It would be easy to be confused by Monday's first-quarter report from International Business Machines (IBM 1.05%). Per-share earnings were up, sales were down, and somehow, profit margins actually improved at a time when they seemingly shouldn't have. The explanation? Some of the most touted numbers in the report didn't come with a much-needed footnote that would have made things much simpler to understand.

That's simultaneously good news and bad news for shareholders. Revenue didn't shrink solely because IBM couldn't find buyers for its products. Conversely, earnings weren't nearly as strong as they seemed, given the media's most-touted comparisons, because most of the media ignored the more relevant per-share profit benchmark.

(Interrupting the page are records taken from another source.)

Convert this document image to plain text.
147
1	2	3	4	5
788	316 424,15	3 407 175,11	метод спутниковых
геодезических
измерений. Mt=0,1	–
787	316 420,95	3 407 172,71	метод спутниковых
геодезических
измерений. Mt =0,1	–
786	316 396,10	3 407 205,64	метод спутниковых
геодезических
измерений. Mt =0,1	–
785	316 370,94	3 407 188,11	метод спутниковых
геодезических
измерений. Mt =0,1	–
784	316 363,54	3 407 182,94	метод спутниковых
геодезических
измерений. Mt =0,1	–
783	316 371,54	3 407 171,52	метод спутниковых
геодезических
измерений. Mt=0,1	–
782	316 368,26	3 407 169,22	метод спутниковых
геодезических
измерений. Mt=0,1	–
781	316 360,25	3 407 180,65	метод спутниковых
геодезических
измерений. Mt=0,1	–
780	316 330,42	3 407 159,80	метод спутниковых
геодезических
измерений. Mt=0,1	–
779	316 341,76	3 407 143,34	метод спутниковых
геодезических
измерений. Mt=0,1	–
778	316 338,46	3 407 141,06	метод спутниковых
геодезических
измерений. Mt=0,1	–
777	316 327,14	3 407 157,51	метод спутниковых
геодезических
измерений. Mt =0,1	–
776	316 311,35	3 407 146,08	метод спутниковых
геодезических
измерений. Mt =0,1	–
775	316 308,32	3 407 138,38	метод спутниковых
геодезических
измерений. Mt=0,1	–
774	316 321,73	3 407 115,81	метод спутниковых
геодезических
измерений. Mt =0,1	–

Revenue is reasonably healthy

The sales overview: IBM generated $17.57 billion worth of revenue during the three-month stretch ending in March, down from $18.18 billion in sales for the same quarter a year earlier. The figure was also shy of the top-line number between $17.6 billion and $17.7 billion analysts were modeling.

Word dice and letter being flipped to read positive and negative.

Image source: Getty Images.

Don't take the weakness completely to heart, however. At least some of the decline was by design, and another piece of it was expected.

IBM operates five different business technology units: cloud & cognitive software (including Red Hat operations); global business services (including app management and consulting); the aforementioned global technology services; systems (mainframes and storage); and global financing. Of those five, only two saw lower sales during IBM's first fiscal quarter of 2020. Of those two, one revenue dip is by design -- IBM is winding down its original equipment manufacturing financing business. The other was no surprise. That's the global technology services unit, which was losing ground even before the coronavirus contagion took hold. Its setback last quarter was hardly a surprise. The graphic tells the tale.

IBM's historical revenue by business division.

Data source: Thomson Reuters/Refinitiv. Chart by author.

That's the good news. The bad news is that earnings were even worse than suggested.

Earnings-challenged

IBM reported earnings of $1.31 per share during the quarter ending in March, well short of the $1.78 per share profit posted for its first quarter of 2019. Analyst estimates pegged last quarter's bottom line at somewhere between $1.80 to $1.81, depending on the source.

IBM's operational per-share profits, however, were actually much higher than the GAAP-based figure. After factoring in unusual costs like retirement expenses, acquisition costs, and changes to the tax code, IBM earned $1.84 per share, topping analysts' outlooks and improving profitability when only considering ongoing operations and excluding one-time expenses.

Except operating profits didn't actually improve.

While IBM's first-quarter per-share earnings figure has been mostly compared to the year-ago EPS of $1.78, that's not the most relevant comparison. An actual look back at its Q1-2019 report plainly says the company's operating EPS -- the much more meaningful indicator of its actual fiscal health -- was $2.25 per share.

Earnings DID shrink last quarter, by considerably more than sales did.

And it's not difficult to track down why. The expense lines of IBM's income statement -- like selling and administrative costs, research spending, and interest payments -- soared from $6.16 billion during the first quarter of 2019 to nearly $8.0 billion for the quarter ending in March. Selling and administrative costs alone grew from $4.7 billion to almost $6.0 billion, and though they only cost the company $326 million last quarter, interest expenses jumped by 55% last quarter, while research and development costs grew 13% to more than $1.6 billion.

In this same vein, although most of its five divisions managed to generate all the revenue they could have reasonably been expected to last quarter, all five reported lower year-over-year operating income last quarter. Two of the five lost money.

IBM's business unit operating/pre-tax income history.

Data source: Thomson Reuters/Refinitiv. Chart by author.

Simply put, IBM doesn't have a huge sales problem, but it's certainly got a profit problem.

Margins matter even more now

It remains to be seen just how much of last quarter's administrative and R&D spending will persist into the rest of the year. But with two units in the red last quarter -- a quarter that wasn't wholly impacted by COVID-19 -- and all five reporting sizable decreases in profitability, this isn't the time to ramp up spending. IBM even withdrew its profit guidance for the year, conceding the coronavirus pandemic made it nearly impossible to gauge what the future holds.

Curiously, profitability and margins weren't hot topics during the earnings call. It may well be one thing investors want to keep in mind for the foreseeable future, though, as IBM was starting to hint it might finally be able to turn that tide as well. Now that reversal is in question.

History and projection of IBM revenue and per-share earnings.

Data source: Thomson Reuters/Refinitiv. Chart by author.